The Year's Best Dark Fantasy & Horror 2011 by Paula Guran

The Year's Best Dark Fantasy & Horror 2011 by Paula Guran

Author:Paula Guran [Guran, Paula]
Language: eng
Format: epub
Tags: fantasy, anthology, Horror, dark fantasy
ISBN: 9781607012818
Publisher: Prime Books
Published: 2022-01-01T22:00:00+00:00


Danny knows you can never tell which compromises the gods will understand—for the sake of a good effort—and which ones bring down their wrath. He learns you can work most arcane rituals with nothing more than a sharpened paper clip and grass cuttings . . .

MOTHER URBAN’S BOOKE OF DAYES

JAY LAKE

In a basement that smelled of mold and old cleansers, Danny Knifepoint Wielder prayed down the rain. The house wasn’t any older than the Portland neighborhood around it. Most driveways were populated with minivans, children’s bicycles, heaps of bark dust and gravel accumulated for yard projects postponed through the dark months of winter. None of Danny’s neighbors knew the role he played in their lives. They would have been horrified if they had.
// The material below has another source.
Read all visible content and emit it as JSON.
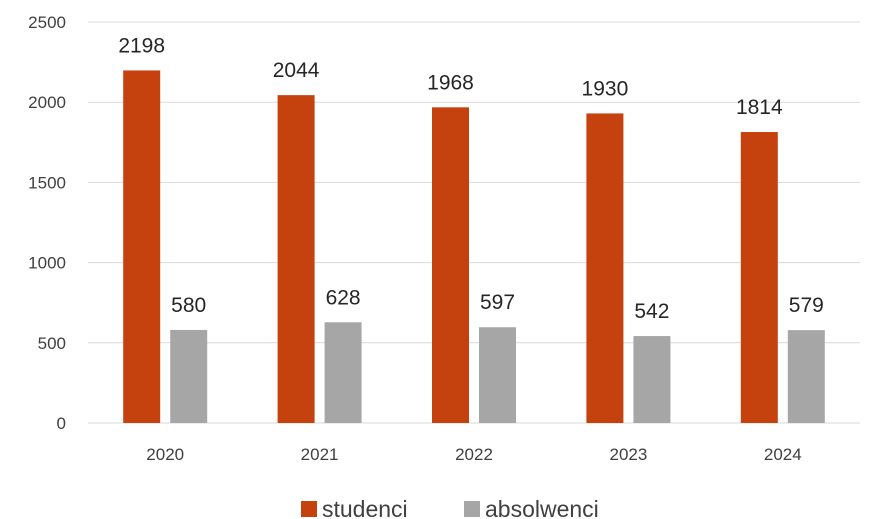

Not making it to church on time carried scarcely a ripple of consequence compared to what would happen if Danny didn’t pray the world forward. Lawn sprinklers chittering, children screeching at their play—these were the liturgical music of his rite.

“Heed me, Sky.”

Danny circled the altar in his basement.

“Hear my pleas, freely given from a free soul.”

Green shag carpeting was no decent replacement for the unbending grass of the plains on which the Corn Kings had once vomited out their lives to ensure the harvest.

“I have bowed to the four winds and the eight points of the rose.”

Wood-grain paneling echoed memories of the sanctifying rituals that had first blessed this workroom.

“Heed me now, that your blessing may fall upon the fields and farms.” With a burst of innate honesty he added: “. . . . and gardens and patios and window boxes of this land.”

“Daniel Pierpont Wilder!” his mother yelled down the stairs. “Are you talking to a girl down there?”

“Mooooom,” Danny wailed. “I’m buuuusy!”

“Well, come be busy at the table. I’m not keeping your lunch warm so you can play World of Warships.”

“Warcraft, Mom,” he muttered under his breath. But he put away his knife, then raced up the steps two at a time.

Behind him, on the altar, his wilting holly rustled as if a breeze tossed the crown of an ancient oak tree deep within an untouched forest. Oil smoldered and rippled within the beaten brass bowl. Rain, wherever it had gotten to, did not fall.

That night Danny climbed up the Japanese maple in the side yard and scooted onto the roof. He’d been doing that since he was a little kid. Mom said he was still kid, and always would be, but at twenty-two Danny had long been big enough to have to mind the branches carefully. If he waited until after Mom went to her room to watch TiVoed soap operas through the bottom of a bottle of Bombay Sapphire, she didn’t seem to notice. The roofing composite was gritty and oddly slick, still warm with the trapped heat of the day, and smelled faintly of tar and mold.

The gutters, as always, were a mess. Something was nesting in the chimney again. The streetlight he’d shot out with his BB gun remained dark, meaning that the rooftop stayed in much deeper shadow than otherwise.